Depends on whether the attributes are important for searching later, for example.
It may be good if you keep attributes as serialized array in just one field in case you actually don't care about them and in case that you, for example, won't need to run a query to show all products that have one attribute.
However, finding all products that have one attribute would be at least "lousy" in case you have attributes as comma-separated (you need to use LIKE), and in case you store attributes as serialized arrays they are completely unusable for any kind of sorting or grouping using sql queries.
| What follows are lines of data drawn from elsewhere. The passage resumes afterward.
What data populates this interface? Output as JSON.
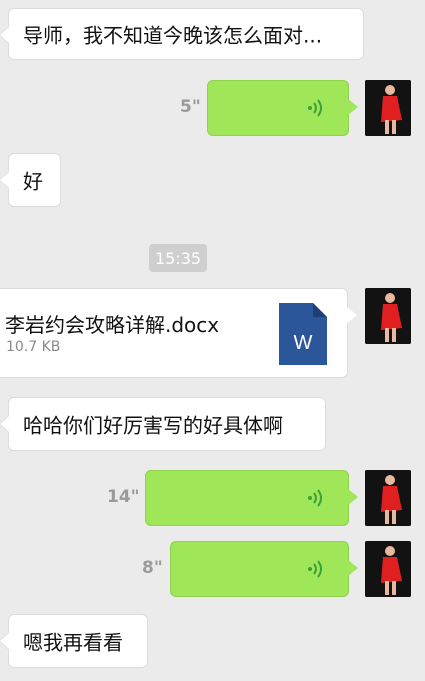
{
  "messages": [
    {
      "type": "text",
      "side": "left",
      "text": "导师，我不知道今晚该怎么面对..."
    },
    {
      "type": "voice",
      "side": "right",
      "duration": "5\""
    },
    {
      "type": "text",
      "side": "left",
      "text": "好"
    },
    {
      "type": "timestamp",
      "text": "15:35"
    },
    {
      "type": "file",
      "side": "right",
      "file_name": "李岩约会攻略详解.docx",
      "file_size": "10.7 KB",
      "icon_letter": "W"
    },
    {
      "type": "text",
      "side": "left",
      "text": "哈哈你们好厉害写的好具体啊"
    },
    {
      "type": "voice",
      "side": "right",
      "duration": "14\""
    },
    {
      "type": "voice",
      "side": "right",
      "duration": "8\""
    },
    {
      "type": "text",
      "side": "left",
      "text": "嗯我再看看"
    }
  ],
  "colors": {
    "background": "#ebebeb",
    "voice_bubble": "#9fe658",
    "voice_wave": "#3aa03a",
    "word_icon": "#2b579a",
    "avatar_dress": "#e02020"
  },
  "icons": {
    "voice": "voice-wave-icon",
    "file": "word-doc-icon",
    "avatar": "user-avatar"
  }
}
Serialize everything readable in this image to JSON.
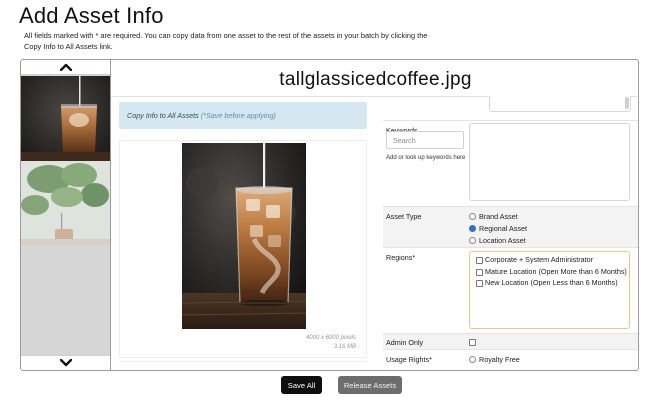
{
  "page": {
    "title": "Add Asset Info",
    "intro": "All fields marked with * are required. You can copy data from one asset to the rest of the assets in your batch by clicking the Copy Info to All Assets link."
  },
  "thumbnails": {
    "up_icon": "chevron-up-icon",
    "down_icon": "chevron-down-icon",
    "items": [
      {
        "alt": "iced coffee thumbnail",
        "selected": true
      },
      {
        "alt": "plant and cup thumbnail",
        "selected": false
      }
    ]
  },
  "asset": {
    "filename": "tallglassicedcoffee.jpg",
    "copy_link": "Copy Info to All Assets",
    "copy_note": "(*Save before applying)",
    "dimensions": "4000 x 6000 pixels",
    "size": "3.16 MB"
  },
  "form": {
    "keywords": {
      "label": "Keywords",
      "placeholder": "Search",
      "help": "Add or look up keywords here"
    },
    "asset_type": {
      "label": "Asset Type",
      "options": [
        {
          "label": "Brand Asset",
          "checked": false
        },
        {
          "label": "Regional Asset",
          "checked": true
        },
        {
          "label": "Location Asset",
          "checked": false
        }
      ]
    },
    "regions": {
      "label": "Regions*",
      "options": [
        {
          "label": "Corporate + System Administrator",
          "checked": false
        },
        {
          "label": "Mature Location (Open More than 6 Months)",
          "checked": false
        },
        {
          "label": "New Location (Open Less than 6 Months)",
          "checked": false
        }
      ]
    },
    "admin_only": {
      "label": "Admin Only",
      "checked": false
    },
    "usage_rights": {
      "label": "Usage Rights*",
      "options": [
        {
          "label": "Royalty Free",
          "checked": false
        }
      ]
    }
  },
  "buttons": {
    "save_all": "Save All",
    "release_assets": "Release Assets"
  },
  "colors": {
    "copy_box_bg": "#d5e8f1",
    "regions_border": "#f0c48a",
    "radio_checked": "#2e72c9",
    "save_button": "#0e0e0e",
    "release_button": "#6d6d6d"
  }
}
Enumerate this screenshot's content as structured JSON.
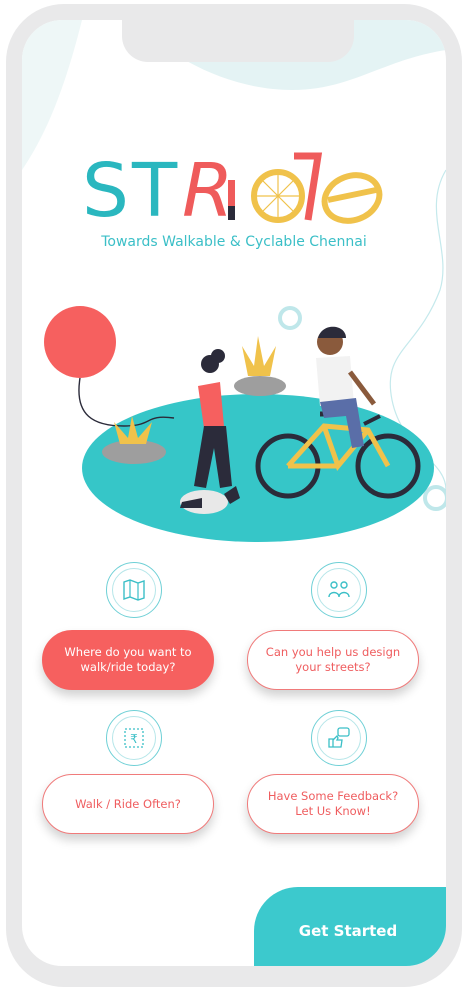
{
  "app": {
    "logo_text": "STRide",
    "tagline": "Towards Walkable & Cyclable Chennai"
  },
  "options": [
    {
      "label": "Where do you want to walk/ride today?",
      "icon": "map-icon",
      "style": "filled"
    },
    {
      "label": "Can you help us design your streets?",
      "icon": "people-design-icon",
      "style": "outline"
    },
    {
      "label": "Walk / Ride Often?",
      "icon": "rupee-ticket-icon",
      "style": "outline"
    },
    {
      "label": "Have Some Feedback? Let Us Know!",
      "icon": "feedback-thumbs-icon",
      "style": "outline"
    }
  ],
  "cta": {
    "label": "Get Started"
  },
  "colors": {
    "teal": "#3cc9cd",
    "coral": "#f6605f",
    "yellow": "#f0c24b",
    "dark": "#2b2b3a"
  }
}
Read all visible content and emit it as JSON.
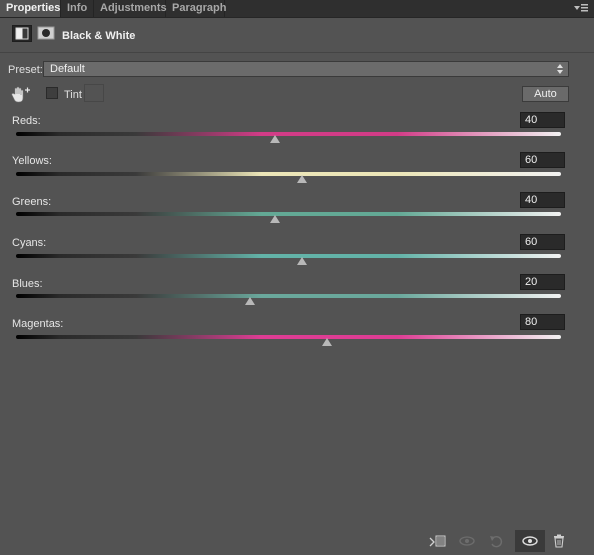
{
  "tabs": [
    {
      "label": "Properties",
      "active": true
    },
    {
      "label": "Info",
      "active": false
    },
    {
      "label": "Adjustments",
      "active": false
    },
    {
      "label": "Paragraph",
      "active": false
    }
  ],
  "header": {
    "title": "Black & White",
    "icons": [
      "adjustment-layer-icon",
      "layer-mask-icon"
    ]
  },
  "preset": {
    "label": "Preset:",
    "value": "Default"
  },
  "tools": {
    "tint_label": "Tint",
    "tint_checked": false,
    "auto_label": "Auto"
  },
  "sliders": [
    {
      "label": "Reds:",
      "value": "40",
      "level": 0.476,
      "color": "#d23c87"
    },
    {
      "label": "Yellows:",
      "value": "60",
      "level": 0.524,
      "color": "#ece6b8"
    },
    {
      "label": "Greens:",
      "value": "40",
      "level": 0.476,
      "color": "#63a995"
    },
    {
      "label": "Cyans:",
      "value": "60",
      "level": 0.524,
      "color": "#63b3a8"
    },
    {
      "label": "Blues:",
      "value": "20",
      "level": 0.429,
      "color": "#6aa89c"
    },
    {
      "label": "Magentas:",
      "value": "80",
      "level": 0.571,
      "color": "#de3d94"
    }
  ],
  "bottombar": {
    "icons": [
      "clip-to-layer-icon",
      "view-previous-state-icon",
      "reset-icon",
      "visibility-eye-icon",
      "trash-icon"
    ]
  },
  "colors": {
    "panel_bg": "#535353",
    "tabbar_bg": "#2f2f2f",
    "field_bg": "#2a2a2a",
    "button_bg": "#6a6a6a"
  }
}
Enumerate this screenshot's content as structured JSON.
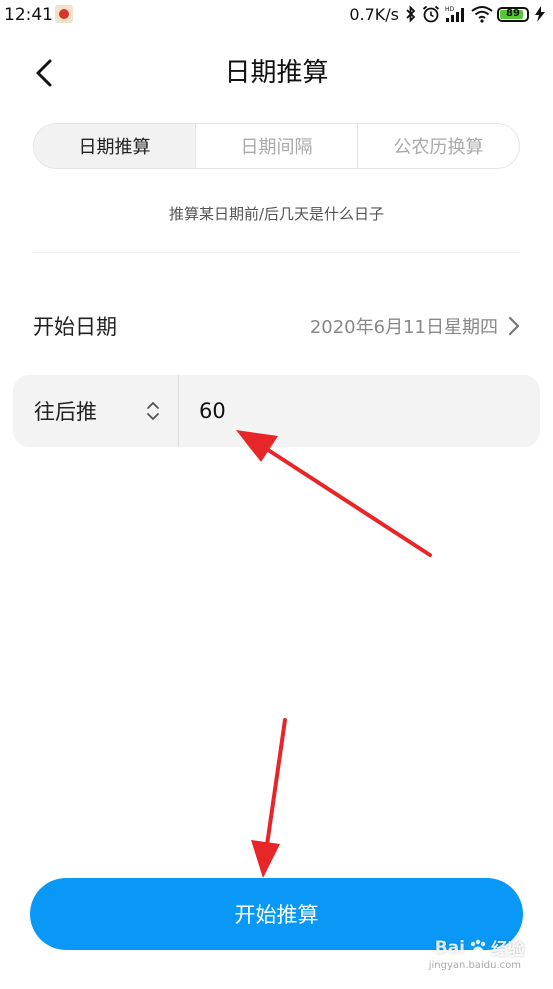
{
  "status_bar": {
    "time": "12:41",
    "network_speed": "0.7K/s",
    "battery_level": "89",
    "battery_fraction": 0.89,
    "icons": [
      "app-notification-icon",
      "bluetooth-icon",
      "alarm-icon",
      "hd-signal-icon",
      "wifi-icon",
      "battery-icon",
      "charging-icon"
    ]
  },
  "header": {
    "title": "日期推算",
    "back_icon": "chevron-left-icon"
  },
  "tabs": [
    {
      "label": "日期推算",
      "active": true
    },
    {
      "label": "日期间隔",
      "active": false
    },
    {
      "label": "公农历换算",
      "active": false
    }
  ],
  "subtitle": "推算某日期前/后几天是什么日子",
  "start_date": {
    "label": "开始日期",
    "value": "2020年6月11日星期四",
    "icon": "chevron-right-icon"
  },
  "offset": {
    "direction": "往后推",
    "direction_icon": "up-down-arrows-icon",
    "days_value": "60"
  },
  "primary_button": {
    "label": "开始推算"
  },
  "watermark": {
    "text": "Bai",
    "text2": "经验",
    "sub": "jingyan.baidu.com",
    "icon": "paw-icon"
  },
  "colors": {
    "accent": "#0a98f7",
    "annotation_arrow": "#e8262a",
    "battery": "#55c832"
  }
}
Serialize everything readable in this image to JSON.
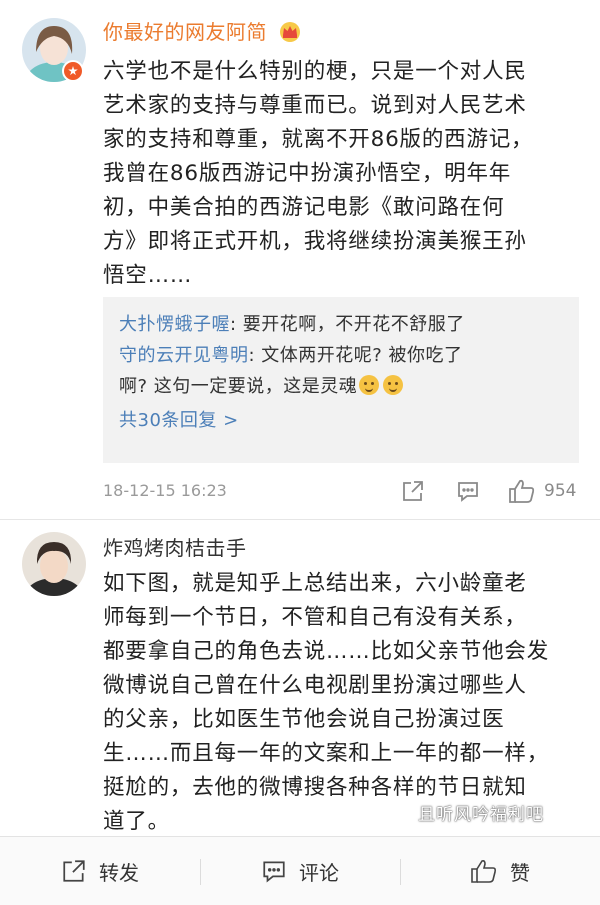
{
  "comment1": {
    "username": "你最好的网友阿简",
    "crown_icon": "crown-icon",
    "badge_icon": "verified-star-icon",
    "lines": [
      "六学也不是什么特别的梗，只是一个对人民",
      "艺术家的支持与尊重而已。说到对人民艺术",
      "家的支持和尊重，就离不开86版的西游记，",
      "我曾在86版西游记中扮演孙悟空，明年年",
      "初，中美合拍的西游记电影《敢问路在何",
      "方》即将正式开机，我将继续扮演美猴王孙",
      "悟空……"
    ],
    "replies": [
      {
        "author": "大扑愣蛾子喔",
        "text": ": 要开花啊，不开花不舒服了"
      },
      {
        "author": "守的云开见粤明",
        "text": ": 文体两开花呢? 被你吃了",
        "text2": "啊? 这句一定要说，这是灵魂"
      }
    ],
    "more_replies": "共30条回复 >",
    "timestamp": "18-12-15 16:23",
    "like_count": "954"
  },
  "comment2": {
    "username": "炸鸡烤肉桔击手",
    "lines": [
      "如下图，就是知乎上总结出来，六小龄童老",
      "师每到一个节日，不管和自己有没有关系，",
      "都要拿自己的角色去说……比如父亲节他会发",
      "微博说自己曾在什么电视剧里扮演过哪些人",
      "的父亲，比如医生节他会说自己扮演过医",
      "生……而且每一年的文案和上一年的都一样，",
      "挺尬的，去他的微博搜各种各样的节日就知",
      "道了。"
    ]
  },
  "watermark": "且听风吟福利吧",
  "bottom_bar": {
    "repost": "转发",
    "comment": "评论",
    "like": "赞"
  },
  "colors": {
    "username_orange": "#eb7b2e",
    "link_blue": "#4c7fb8",
    "reply_bg": "#f2f2f2"
  }
}
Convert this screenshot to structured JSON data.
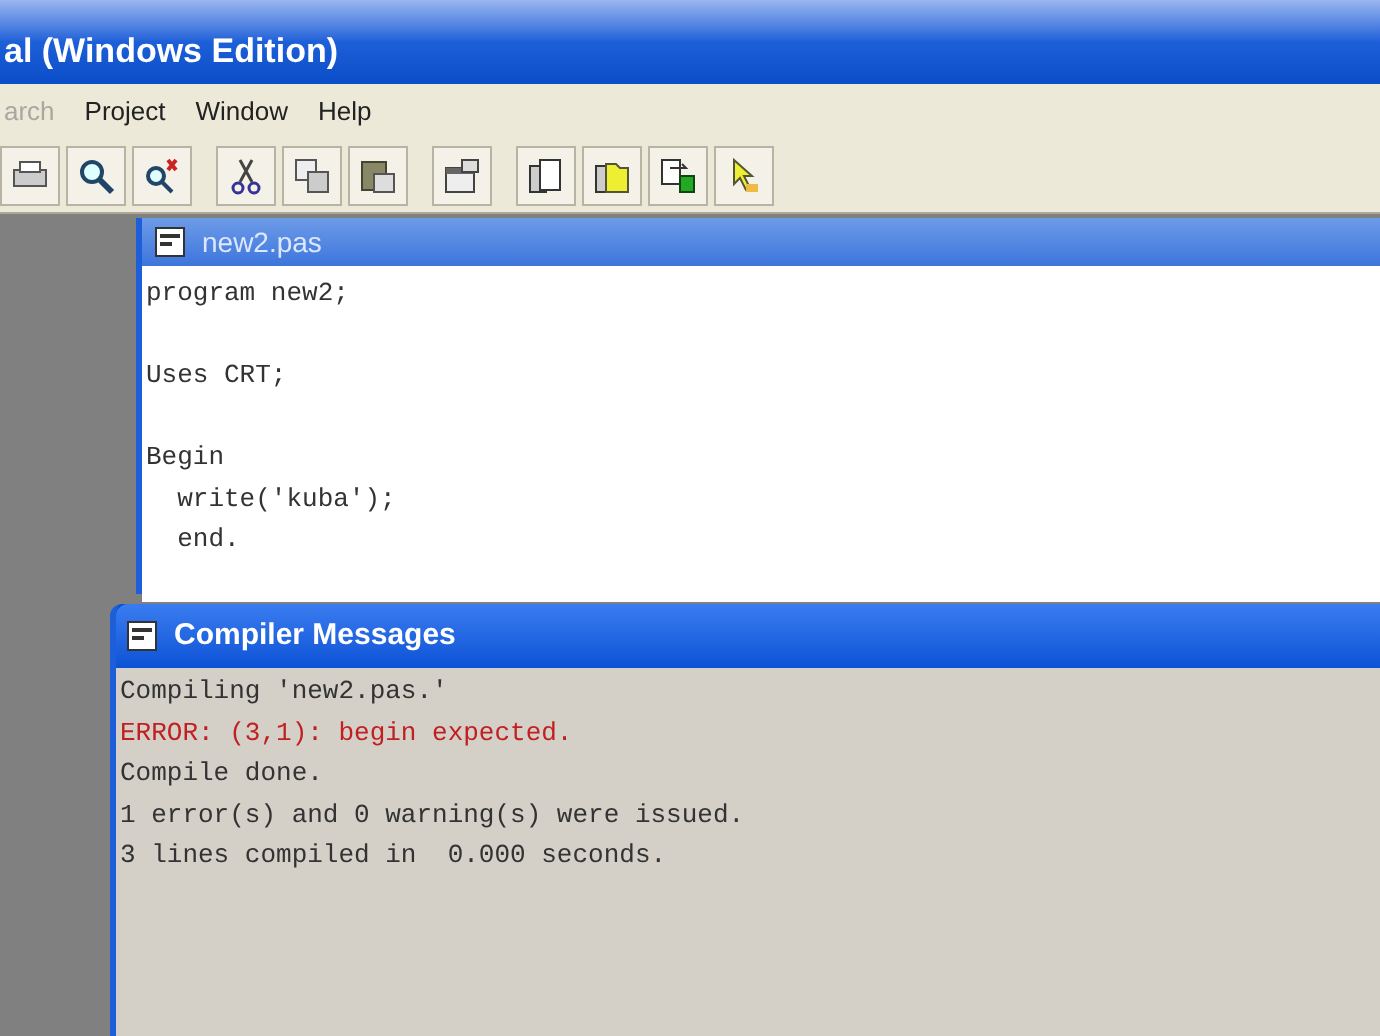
{
  "window": {
    "title": "al (Windows Edition)"
  },
  "menu": [
    {
      "label": "arch",
      "disabled": true
    },
    {
      "label": "Project",
      "disabled": false
    },
    {
      "label": "Window",
      "disabled": false
    },
    {
      "label": "Help",
      "disabled": false
    }
  ],
  "editor": {
    "title": "new2.pas",
    "blocks": [
      [
        "program new2;"
      ],
      [
        "Uses CRT;"
      ],
      [
        "Begin",
        "  write('kuba');",
        "  end."
      ]
    ]
  },
  "compiler": {
    "title": "Compiler Messages",
    "messages": [
      {
        "text": "Compiling 'new2.pas.'",
        "kind": "info"
      },
      {
        "text": "ERROR: (3,1): begin expected.",
        "kind": "error"
      },
      {
        "text": "Compile done.",
        "kind": "info"
      },
      {
        "text": "1 error(s) and 0 warning(s) were issued.",
        "kind": "info"
      },
      {
        "text": "3 lines compiled in  0.000 seconds.",
        "kind": "info"
      }
    ]
  }
}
Using separate table for multiple relations between products and attributes is far better if they are of any importance for selecting/grouping/sorting other data.
In case 1, although you save space, there's time spent on splitting the string.
You also must take care of the size of your field: If you have 50 products with 2 attributes and one with 100 attributes, you must make the field ~ varchar(200)... You will not save space at all.
I think case 2 is the best and recommended solution.
You need to consider the SELECT statements that would be using these values. If you wish to search for records that have certain attributes, it is much more efficient to store them in separate columns and index them. Otherwise, you are doing "LIKE" statements which take much longer to process.